Except for the documented API Pymunk has a couple of interesting parts. Low level bindings to Chipmunk, a custom documentation generation extension and a customized setup.py file to allow compilation of Chipmunk.

docs/src/ext/autoexample.py

A Sphinx extension that scans a directory and extracts the toplevel docstring. Used to autogenerate the examples documentation.

pymunk/_callbacks.py

Callbacks cannot be specified on a class, so they are all gathered here.

pymunk/_chipmunk_cffi.py

This file only contains a call to _cffi_backend .py, and exists mostly as a wrapper to be able to switch between abi and api mode of Cffi. This is currently not in use in the released code, but is used during experimentation.

pymunk/pymunk_extension_build.py

The low level Chipmunk bindings are located in this file. Contains configuration for how to build Chipmunk2D by Cffi into a pyd file.

setup.py

Except for the standard setup stuff this file also contain the custom build commands to build Chipmunk from source, using a build_ext extension.

pymunk/examples/*

Collection of examples of usages of Pymunk. Tries to showcase most common features of Pymunk.

pymunk/tests/*

Collection of (unit) tests. Does not cover all cases, but most core things are there. The tests require a working chipmunk library file.

pymunk_cffi/*

Custom (c source and header) extensions to Chipmunk2D used by Pymunk. Will be used when Cffi builds the pyd extension.

tools/*

Collection of helper scripts that can be used to various development tasks such as generating documentation.

## Tests¶

There are a number of unit tests included in the pymunk.tests package (pymunk/tests). Not exactly all the code is tested, but most of it (at the time of writing its about 85% of the core parts).

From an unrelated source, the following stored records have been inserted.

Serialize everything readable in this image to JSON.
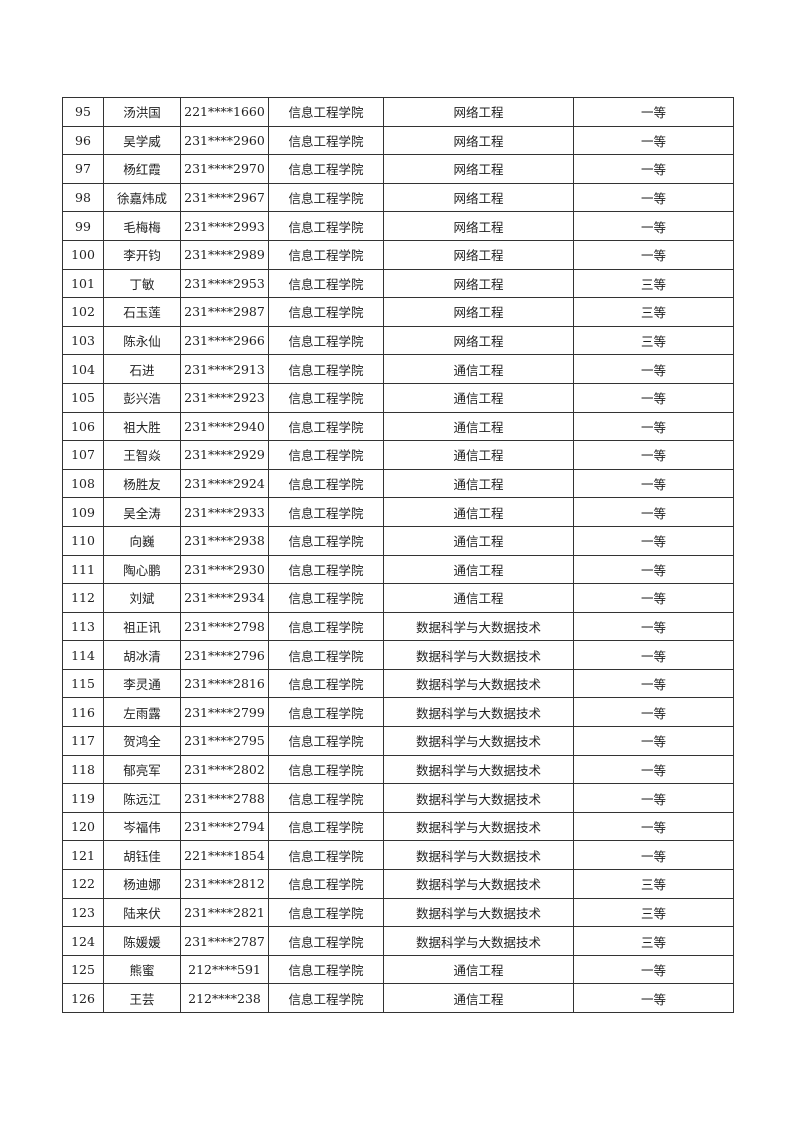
{
  "table": {
    "rows": [
      [
        "95",
        "汤洪国",
        "221****1660",
        "信息工程学院",
        "网络工程",
        "一等"
      ],
      [
        "96",
        "吴学威",
        "231****2960",
        "信息工程学院",
        "网络工程",
        "一等"
      ],
      [
        "97",
        "杨红霞",
        "231****2970",
        "信息工程学院",
        "网络工程",
        "一等"
      ],
      [
        "98",
        "徐嘉炜成",
        "231****2967",
        "信息工程学院",
        "网络工程",
        "一等"
      ],
      [
        "99",
        "毛梅梅",
        "231****2993",
        "信息工程学院",
        "网络工程",
        "一等"
      ],
      [
        "100",
        "李开钧",
        "231****2989",
        "信息工程学院",
        "网络工程",
        "一等"
      ],
      [
        "101",
        "丁敏",
        "231****2953",
        "信息工程学院",
        "网络工程",
        "三等"
      ],
      [
        "102",
        "石玉莲",
        "231****2987",
        "信息工程学院",
        "网络工程",
        "三等"
      ],
      [
        "103",
        "陈永仙",
        "231****2966",
        "信息工程学院",
        "网络工程",
        "三等"
      ],
      [
        "104",
        "石进",
        "231****2913",
        "信息工程学院",
        "通信工程",
        "一等"
      ],
      [
        "105",
        "彭兴浩",
        "231****2923",
        "信息工程学院",
        "通信工程",
        "一等"
      ],
      [
        "106",
        "祖大胜",
        "231****2940",
        "信息工程学院",
        "通信工程",
        "一等"
      ],
      [
        "107",
        "王智焱",
        "231****2929",
        "信息工程学院",
        "通信工程",
        "一等"
      ],
      [
        "108",
        "杨胜友",
        "231****2924",
        "信息工程学院",
        "通信工程",
        "一等"
      ],
      [
        "109",
        "吴全涛",
        "231****2933",
        "信息工程学院",
        "通信工程",
        "一等"
      ],
      [
        "110",
        "向巍",
        "231****2938",
        "信息工程学院",
        "通信工程",
        "一等"
      ],
      [
        "111",
        "陶心鹏",
        "231****2930",
        "信息工程学院",
        "通信工程",
        "一等"
      ],
      [
        "112",
        "刘斌",
        "231****2934",
        "信息工程学院",
        "通信工程",
        "一等"
      ],
      [
        "113",
        "祖正讯",
        "231****2798",
        "信息工程学院",
        "数据科学与大数据技术",
        "一等"
      ],
      [
        "114",
        "胡冰清",
        "231****2796",
        "信息工程学院",
        "数据科学与大数据技术",
        "一等"
      ],
      [
        "115",
        "李灵通",
        "231****2816",
        "信息工程学院",
        "数据科学与大数据技术",
        "一等"
      ],
      [
        "116",
        "左雨露",
        "231****2799",
        "信息工程学院",
        "数据科学与大数据技术",
        "一等"
      ],
      [
        "117",
        "贺鸿全",
        "231****2795",
        "信息工程学院",
        "数据科学与大数据技术",
        "一等"
      ],
      [
        "118",
        "郁亮军",
        "231****2802",
        "信息工程学院",
        "数据科学与大数据技术",
        "一等"
      ],
      [
        "119",
        "陈远江",
        "231****2788",
        "信息工程学院",
        "数据科学与大数据技术",
        "一等"
      ],
      [
        "120",
        "岑福伟",
        "231****2794",
        "信息工程学院",
        "数据科学与大数据技术",
        "一等"
      ],
      [
        "121",
        "胡钰佳",
        "221****1854",
        "信息工程学院",
        "数据科学与大数据技术",
        "一等"
      ],
      [
        "122",
        "杨迪娜",
        "231****2812",
        "信息工程学院",
        "数据科学与大数据技术",
        "三等"
      ],
      [
        "123",
        "陆来伏",
        "231****2821",
        "信息工程学院",
        "数据科学与大数据技术",
        "三等"
      ],
      [
        "124",
        "陈媛媛",
        "231****2787",
        "信息工程学院",
        "数据科学与大数据技术",
        "三等"
      ],
      [
        "125",
        "熊蜜",
        "212****591",
        "信息工程学院",
        "通信工程",
        "一等"
      ],
      [
        "126",
        "王芸",
        "212****238",
        "信息工程学院",
        "通信工程",
        "一等"
      ]
    ]
  }
}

The tests can be run by calling the module

```> python -m pymunk.tests
```

Its possible to control which tests to run, by specifying a filtering argument. The matching is as broad as possible, so UnitTest matches all the unit tests, test_arbiter all tests in test_arbiter.py and testResetitution matches the exact testRestitution test case

```> python -m pymunk.tests -f testRestitution
```

To see all options to the tests command use -h

```> python -m pymunk.tests -h
```

Since the tests cover even the optional parts, you either have to make sure all the optional dependencies are installed, or filter out those tests.

## Working with non-wrapped parts of Chipmunk¶

In case you need to use something that exist in Chipmunk but currently is not included in pymunk the easiest method is to add it manually.

For example, lets assume that the is_sleeping property of a body was not wrapped by pymunk. The Chipmunk method to get this property is named cpBodyIsSleeping.

First we need to check if its included in the cdef definition in pymunk_extension_build.py. If its not just add it.

cpBool cpBodyIsSleeping(const cpBody *body);

Then to make it easy to use we want to create a python method that looks nice:

```def is_sleeping(body):
return cp.cpBodyIsSleeping(body._body)
```

Now we are ready with the mapping and ready to use our new method.

Note that any cdef methods are not part of the public API, and as such might change between minor or patch verisons of Pymunk.

## Weak References and free Methods¶

Internally Pymunk allocates structs from Chipmunk (the c library). For example a Body struct is created from inside the constructor method when a pymunk.Body is created. Because of this its important that the corresponding c side memory is deallocated properly when not needed anymore, usually when the Python side object is garbage collected. Most Pymunk objects use ffi.gc with a custom free function to do this. Note that the order of freeing is very important to avoid errors.